A plaster bust is then made from the latex mold. Long places eraser tips on 21 points that mark tissue depth and uses clay to form the face.
Lips are designed by measuring the front six teeth.
"If you have really big teeth, then your lips are going to be thicker," Long said.
The nose can be tricky. She uses the bony protrusion at the base of the nasal cavity to determine form.
"If it's pointing slightly down, the guy's going to have kind of a hook nose," she said.
For the ears, Long draws a straight line across the head just above the eyebrows.
"That's the top of the ear, and then you draw a line from the bottom of the nostril straight across, and that's the bottom," she said. "If you have a short, stocky, stubby nose, your ears are going to be shorter. If you have a big nose, you'll have bigger ears."
Each face takes up to 70 hours to complete. Once she finishes all eight, police plan to release the images nationwide hoping that someone recognizes them.
"I think I'm going to be somewhere between 90 and 100 percent accurate," Long said.
Detectives have not ruled out the possibility that the skeletons are victims of Daniel Conahan, who was sentenced to death in 1999 for the strangulation of a drifter.
That man's body was found in some woods in neighboring Charlotte County. Conahan is also suspected in at least five other slayings of young men dubbed the Hog Trail Murders because of the swampy, wooded locations where the nude bodies were found in the mid-1990s.
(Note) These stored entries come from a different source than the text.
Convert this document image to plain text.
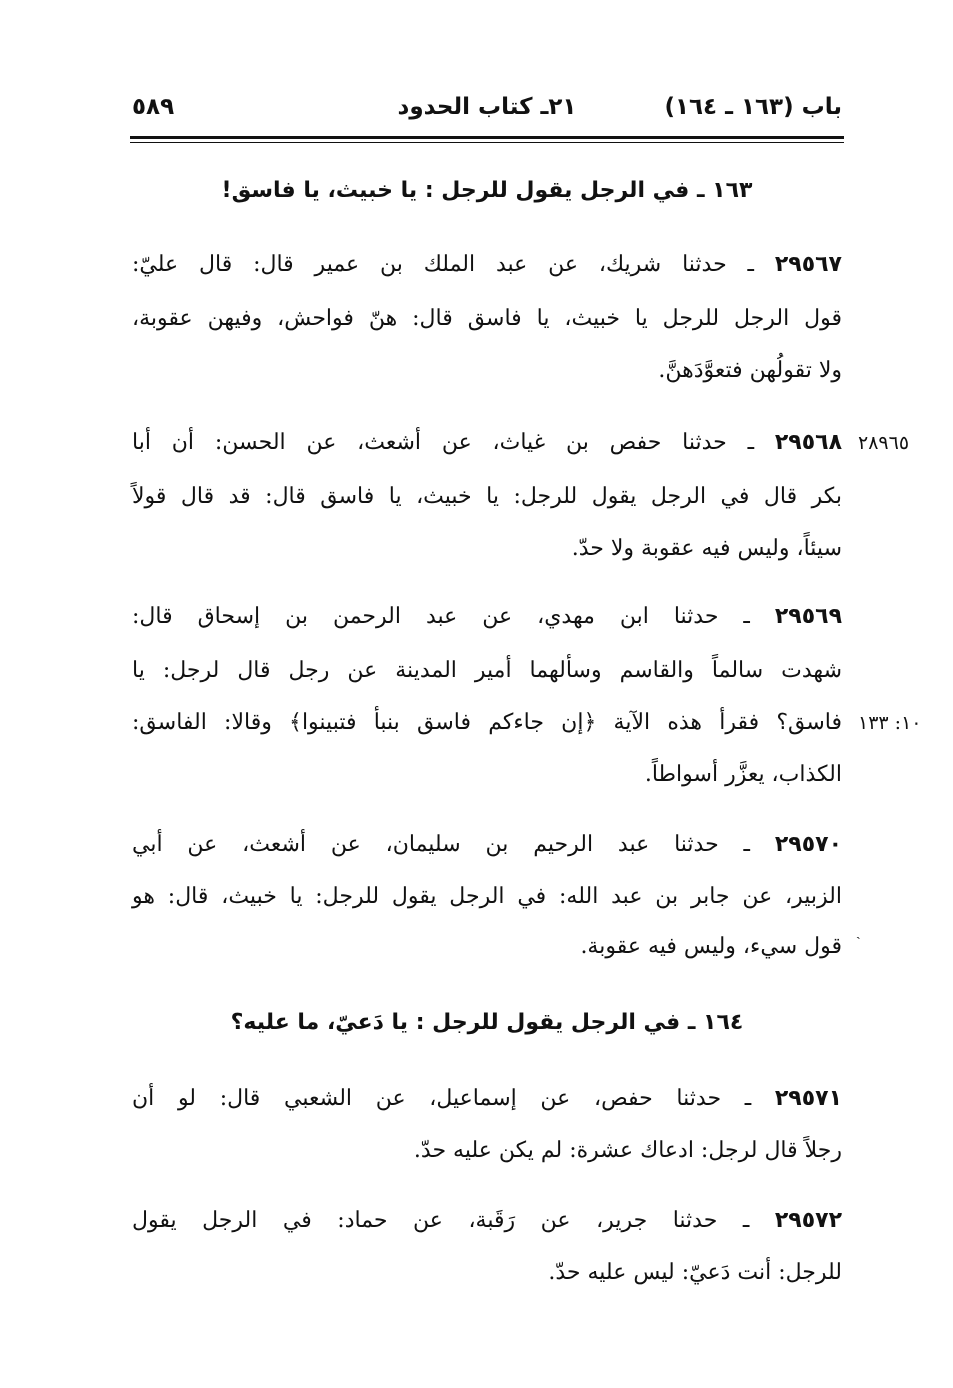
باب (١٦٣ ـ ١٦٤)
٢١ـ كتاب الحدود
٥٨٩
١٦٣ ـ في الرجل يقول للرجل : يا خبيث، يا فاسق!
٢٩٥٦٧ ـ حدثنا شريك، عن عبد الملك بن عمير قال: قال عليّ:
قول الرجل للرجل يا خبيث، يا فاسق قال: هنّ فواحش، وفيهن عقوبة،
ولا تقولُهن فتعوَّدَهنَّ.
٢٨٩٦٥
٢٩٥٦٨ ـ حدثنا حفص بن غياث، عن أشعث، عن الحسن: أن أبا
بكر قال في الرجل يقول للرجل: يا خبيث، يا فاسق قال: قد قال قولاً
سيئاً، وليس فيه عقوبة ولا حدّ.
٢٩٥٦٩ ـ حدثنا ابن مهدي، عن عبد الرحمن بن إسحاق قال:
شهدت سالماً والقاسم وسألهما أمير المدينة عن رجل قال لرجل: يا
١٠: ١٣٣
فاسق؟ فقرأ هذه الآية ﴿إن جاءكم فاسق بنبأ فتبينوا﴾ وقالا: الفاسق:
الكذاب، يعزَّر أسواطاً.
٢٩٥٧٠ ـ حدثنا عبد الرحيم بن سليمان، عن أشعث، عن أبي
الزبير، عن جابر بن عبد الله: في الرجل يقول للرجل: يا خبيث، قال: هو
قول سيء، وليس فيه عقوبة.
ˎ
١٦٤ ـ في الرجل يقول للرجل : يا دَعيّ، ما عليه؟
٢٩٥٧١ ـ حدثنا حفص، عن إسماعيل، عن الشعبي قال: لو أن
رجلاً قال لرجل: ادعاك عشرة: لم يكن عليه حدّ.
٢٩٥٧٢ ـ حدثنا جرير، عن رَقَبة، عن حماد: في الرجل يقول
للرجل: أنت دَعيّ: ليس عليه حدّ.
Those cases remain unsolved.
Conahan was also once accused of kidnapping a man in Fort Myers in the early 1990s. The victim accused Conahan of luring him into a wooded area — within miles of where the eight skeletons were found — and trying to strangle him, but he escaped.
However, until the skeletal remains are identified, detectives are not questioning Conahan, who maintains his innocence.
Fort Myers police have been reluctant to release too many details about the case to avoid scaring residents of this southwest Florida community known for its white sugar-sand beaches and as a warm-weather haven for retirees.
Detective Sgt. Jennifer Soto said if the skeletons are the work of a killer, the suspect is likely long gone.
"There's no reason for public alarm," she said.